Massage therapy is the place where art and science meet to enhance the healing process. As with all other visits, your physiotherapy treatment begins with an evaluation of your health problems, lifestyle, and your reason for coming to the clinic. You can then be given an outline of the progress and the beneficial results. Some benefits of massage therapy are:
- Improved circulation
- Decreased stress levels through promoting relaxation
- Decreased muscle tension and pain
- Improved blood pressure
- Improved range of motion
- Reduction of post-injury scar tissue that limits range of motion
- Improved recovery rate
- Feeling of well-being as a result of released endorphins
- Improved sleep pattern
Depending on your needs, different techniques may be combined. The degree of touch, pressure and movement may vary depending on your sensitivity to the massage.
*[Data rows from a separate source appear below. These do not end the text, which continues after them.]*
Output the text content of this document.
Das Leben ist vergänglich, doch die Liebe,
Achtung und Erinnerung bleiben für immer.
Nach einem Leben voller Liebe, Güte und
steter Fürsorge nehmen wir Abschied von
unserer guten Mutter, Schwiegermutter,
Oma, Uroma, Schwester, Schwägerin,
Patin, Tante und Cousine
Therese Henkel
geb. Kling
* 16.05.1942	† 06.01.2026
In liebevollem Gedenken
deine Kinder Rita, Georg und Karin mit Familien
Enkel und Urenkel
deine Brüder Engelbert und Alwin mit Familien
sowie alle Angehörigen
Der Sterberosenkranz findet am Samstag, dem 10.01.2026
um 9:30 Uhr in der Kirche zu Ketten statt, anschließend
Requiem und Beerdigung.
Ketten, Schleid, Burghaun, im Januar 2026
For example, to relieve trigger points (knots of muscle tension), deep pressure is often required to loosen the knots, increase blood flow and relieve pain.
Lighter touch with long, gliding strokes in the direction of blood flow to the heart is another effective technique. When combined with a passive and active range of motion, it can greatly improve circulation, promote relaxation, restore range of motion and relieve muscle tension.
There is no disputing the enormous benefits of massage, but as with any form of bodywork, certain precautions are necessary. For example, someone with open sores or skin infections will not get massaged and in other cases, you may be advised to seek your physician’s advice first. Conditions such as pregnancy, osteoporosis, dislocations, unhealed fractures, cancer and advanced heart disease may mean massage therapy is unsuitable for you. However, if done correctly, it can be the doorway to improved health and well-being for the rest of your life.